“A physical model is the material embodiment of an idea, and therein lies its magic. By becoming real, it gives life and actuality to an idea in a way that two-dimensional expressions rarely can. While a drawing might prefer, for example, a specific angle of view, the model often has no such luxury. With its three-dimensionality, its reaction to light and materiality a model is perceived in innumerable and unpredictable ways.”
– Emily Abruzzo, From the Foreward
Part of the Princeton Architectural Press’s Architecture Briefs Series, Model Making is a practical guide to building physical models for architecture and design students and young professionals, written by Megan Werner, founder of San Francisco’s zDp Models. Content is organized into clear categories, such as Materials, Tools and Tips & Techniques, making this a great reference resource, with point-form information that’s easy to find and to follow. Visually augmented with simple, beautifully drawn diagrams, and clean, lush photographs Model Making is also a pleasure to peruse for ideas and inspiration.
Tied together with a chapter entitled ‘Concept Blocks,’ the reader is shown the integrated results of the materials, tools, techniques and technologies discussed in other chapters. For example, under the heading of ‘Composite Stack,’ acrylic and basswood sheets are suggested as materials. The technique (shown also by diagram) of using a material thickness related to the scale of an architectural feature, such as the thickness of a floor-to-floor height, is suggested. Werner details the technologies and processes used to create the composite stack (i.e. machine cut, assembled by hand) and even suggests alternative modeling possibilities for showing similar information, here mentioning stacked gatorboard or cardboard, a CNC solid, a composite of profiles or a basswood screen. Two photographs illustrate each concept: one simple, purpose-built model which shows the concept most clearly, and one professional, project-based model cross-referenced in a section that describes the project and firm.
A good balance is struck between high-tech, digitally driven applied technologies, such as laser-cutting and 3D printing, and more traditional hand-modeling techniques. Werner describes both the possibilities and limitations of each method, drawing some conclusions about appropriate use. A glossary of architectural concepts, with model-related terms such as massing, circulation and slab, nicely rounds out the other chapters.
Going beyond the task of acting as a how-to guide, Model Making opens with strong critical writing on the importance of modeling in both the early stages of the design process and as a communication tool.
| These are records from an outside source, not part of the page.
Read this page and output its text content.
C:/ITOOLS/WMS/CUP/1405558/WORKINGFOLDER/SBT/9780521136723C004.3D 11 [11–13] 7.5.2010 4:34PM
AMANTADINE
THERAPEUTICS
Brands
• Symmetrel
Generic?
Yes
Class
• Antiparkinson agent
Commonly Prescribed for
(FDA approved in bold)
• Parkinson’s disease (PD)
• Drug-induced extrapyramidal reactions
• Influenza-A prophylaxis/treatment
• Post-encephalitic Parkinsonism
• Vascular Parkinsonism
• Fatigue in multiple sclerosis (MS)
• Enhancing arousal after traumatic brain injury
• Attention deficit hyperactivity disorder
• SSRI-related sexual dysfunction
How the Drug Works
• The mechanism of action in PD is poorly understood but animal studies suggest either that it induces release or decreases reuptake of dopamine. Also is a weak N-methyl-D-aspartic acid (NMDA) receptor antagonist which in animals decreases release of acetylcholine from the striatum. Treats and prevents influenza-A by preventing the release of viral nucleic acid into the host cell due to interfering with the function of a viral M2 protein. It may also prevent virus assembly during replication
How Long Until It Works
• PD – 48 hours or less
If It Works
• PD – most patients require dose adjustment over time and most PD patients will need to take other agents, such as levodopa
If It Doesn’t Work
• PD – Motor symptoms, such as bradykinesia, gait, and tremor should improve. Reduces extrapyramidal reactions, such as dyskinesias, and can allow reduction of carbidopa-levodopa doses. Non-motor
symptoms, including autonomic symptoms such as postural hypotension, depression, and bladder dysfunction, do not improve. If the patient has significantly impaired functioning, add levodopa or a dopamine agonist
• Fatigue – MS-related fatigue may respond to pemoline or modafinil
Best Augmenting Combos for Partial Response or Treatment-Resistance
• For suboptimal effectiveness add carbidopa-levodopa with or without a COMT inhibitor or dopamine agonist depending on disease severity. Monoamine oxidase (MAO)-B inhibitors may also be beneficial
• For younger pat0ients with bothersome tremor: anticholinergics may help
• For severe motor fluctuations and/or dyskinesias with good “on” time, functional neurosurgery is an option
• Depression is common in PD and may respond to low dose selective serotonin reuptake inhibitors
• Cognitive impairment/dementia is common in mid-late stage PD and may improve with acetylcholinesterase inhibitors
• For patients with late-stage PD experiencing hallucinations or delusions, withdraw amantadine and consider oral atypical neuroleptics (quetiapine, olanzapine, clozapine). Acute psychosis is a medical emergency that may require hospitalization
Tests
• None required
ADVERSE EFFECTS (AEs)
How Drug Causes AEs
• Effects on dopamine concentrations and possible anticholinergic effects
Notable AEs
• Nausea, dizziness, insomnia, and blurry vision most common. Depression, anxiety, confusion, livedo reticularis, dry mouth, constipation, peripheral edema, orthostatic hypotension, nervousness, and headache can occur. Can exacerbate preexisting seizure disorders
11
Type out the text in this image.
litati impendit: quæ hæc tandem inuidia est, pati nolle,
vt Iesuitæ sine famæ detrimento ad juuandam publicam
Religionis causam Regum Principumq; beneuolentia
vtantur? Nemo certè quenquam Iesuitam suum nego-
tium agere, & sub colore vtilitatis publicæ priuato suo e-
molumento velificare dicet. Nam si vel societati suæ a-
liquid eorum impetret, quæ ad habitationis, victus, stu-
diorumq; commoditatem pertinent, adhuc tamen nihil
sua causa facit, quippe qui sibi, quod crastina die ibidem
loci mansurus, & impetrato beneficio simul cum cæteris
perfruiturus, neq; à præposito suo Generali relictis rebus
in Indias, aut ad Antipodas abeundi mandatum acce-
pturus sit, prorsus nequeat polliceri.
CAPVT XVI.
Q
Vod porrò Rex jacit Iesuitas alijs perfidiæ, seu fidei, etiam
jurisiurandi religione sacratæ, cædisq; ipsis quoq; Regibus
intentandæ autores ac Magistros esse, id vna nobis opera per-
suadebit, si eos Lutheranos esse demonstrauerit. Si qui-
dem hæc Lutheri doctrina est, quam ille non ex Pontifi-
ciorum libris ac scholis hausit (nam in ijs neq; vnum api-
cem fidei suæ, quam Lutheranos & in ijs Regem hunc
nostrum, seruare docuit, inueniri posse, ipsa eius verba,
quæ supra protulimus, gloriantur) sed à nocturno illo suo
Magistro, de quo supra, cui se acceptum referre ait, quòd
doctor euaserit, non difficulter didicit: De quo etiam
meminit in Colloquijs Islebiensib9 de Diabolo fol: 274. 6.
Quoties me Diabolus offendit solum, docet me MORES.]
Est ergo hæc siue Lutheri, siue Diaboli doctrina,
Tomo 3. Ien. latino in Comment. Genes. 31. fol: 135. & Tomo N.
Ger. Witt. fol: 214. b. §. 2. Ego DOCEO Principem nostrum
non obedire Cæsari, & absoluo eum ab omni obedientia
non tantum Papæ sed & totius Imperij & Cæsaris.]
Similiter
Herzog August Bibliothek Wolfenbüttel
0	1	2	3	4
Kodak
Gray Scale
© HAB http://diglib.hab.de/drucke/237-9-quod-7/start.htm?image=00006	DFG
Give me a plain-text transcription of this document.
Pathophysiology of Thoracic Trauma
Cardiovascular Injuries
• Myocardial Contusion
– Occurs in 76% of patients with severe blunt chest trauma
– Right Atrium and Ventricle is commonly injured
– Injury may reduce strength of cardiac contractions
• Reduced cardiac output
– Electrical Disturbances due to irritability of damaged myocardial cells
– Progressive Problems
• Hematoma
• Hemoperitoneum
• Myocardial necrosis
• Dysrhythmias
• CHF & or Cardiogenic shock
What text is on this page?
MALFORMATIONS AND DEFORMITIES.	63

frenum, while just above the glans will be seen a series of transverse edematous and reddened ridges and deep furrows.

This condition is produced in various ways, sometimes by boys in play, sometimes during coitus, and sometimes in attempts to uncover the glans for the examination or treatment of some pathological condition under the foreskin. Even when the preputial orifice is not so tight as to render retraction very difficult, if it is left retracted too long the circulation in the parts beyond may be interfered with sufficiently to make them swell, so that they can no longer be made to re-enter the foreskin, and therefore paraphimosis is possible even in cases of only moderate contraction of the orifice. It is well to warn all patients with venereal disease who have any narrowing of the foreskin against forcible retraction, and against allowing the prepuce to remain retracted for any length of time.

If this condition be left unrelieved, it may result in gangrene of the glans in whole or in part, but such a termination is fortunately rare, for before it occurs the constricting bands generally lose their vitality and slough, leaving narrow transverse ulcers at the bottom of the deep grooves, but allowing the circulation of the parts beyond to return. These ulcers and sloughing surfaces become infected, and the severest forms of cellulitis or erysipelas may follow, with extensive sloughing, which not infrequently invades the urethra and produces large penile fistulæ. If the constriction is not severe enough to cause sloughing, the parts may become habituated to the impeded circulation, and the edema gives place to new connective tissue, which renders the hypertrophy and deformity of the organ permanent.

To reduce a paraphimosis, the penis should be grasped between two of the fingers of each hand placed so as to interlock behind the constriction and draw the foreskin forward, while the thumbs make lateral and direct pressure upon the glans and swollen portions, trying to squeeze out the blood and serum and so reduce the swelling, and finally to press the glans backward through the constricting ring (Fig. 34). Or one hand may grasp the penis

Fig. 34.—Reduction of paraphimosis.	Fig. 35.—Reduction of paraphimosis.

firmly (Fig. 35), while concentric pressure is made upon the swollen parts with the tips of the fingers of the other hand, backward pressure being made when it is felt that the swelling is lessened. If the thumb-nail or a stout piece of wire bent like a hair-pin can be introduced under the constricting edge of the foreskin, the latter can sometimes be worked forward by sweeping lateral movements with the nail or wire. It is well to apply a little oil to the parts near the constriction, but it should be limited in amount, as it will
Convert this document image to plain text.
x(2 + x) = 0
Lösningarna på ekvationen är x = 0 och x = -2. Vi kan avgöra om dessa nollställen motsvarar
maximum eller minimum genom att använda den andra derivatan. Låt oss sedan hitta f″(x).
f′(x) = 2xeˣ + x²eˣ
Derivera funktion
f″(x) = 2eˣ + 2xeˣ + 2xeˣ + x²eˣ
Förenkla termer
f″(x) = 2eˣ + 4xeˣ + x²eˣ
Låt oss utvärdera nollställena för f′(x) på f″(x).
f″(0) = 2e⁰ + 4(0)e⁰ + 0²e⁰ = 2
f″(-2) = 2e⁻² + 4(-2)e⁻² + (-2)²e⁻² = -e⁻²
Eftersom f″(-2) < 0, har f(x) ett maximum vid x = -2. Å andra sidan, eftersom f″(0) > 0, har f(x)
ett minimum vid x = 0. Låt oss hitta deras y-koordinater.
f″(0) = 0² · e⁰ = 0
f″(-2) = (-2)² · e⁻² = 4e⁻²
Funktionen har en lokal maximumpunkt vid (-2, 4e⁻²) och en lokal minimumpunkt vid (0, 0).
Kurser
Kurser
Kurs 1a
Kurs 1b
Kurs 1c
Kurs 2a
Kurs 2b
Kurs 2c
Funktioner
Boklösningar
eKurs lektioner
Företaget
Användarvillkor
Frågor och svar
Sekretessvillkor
The book is interspersed with a wonderful and interdisciplinary set of quotes on the topics of model making, perception and materiality.
Megan Werner’s Model Making concentrates everything one might learn about making models after years observation and experience as a student or employee in a highly productive architecture studio. It is excellent as an introduction to the physical model, and just as useful as a desk-side reference guide.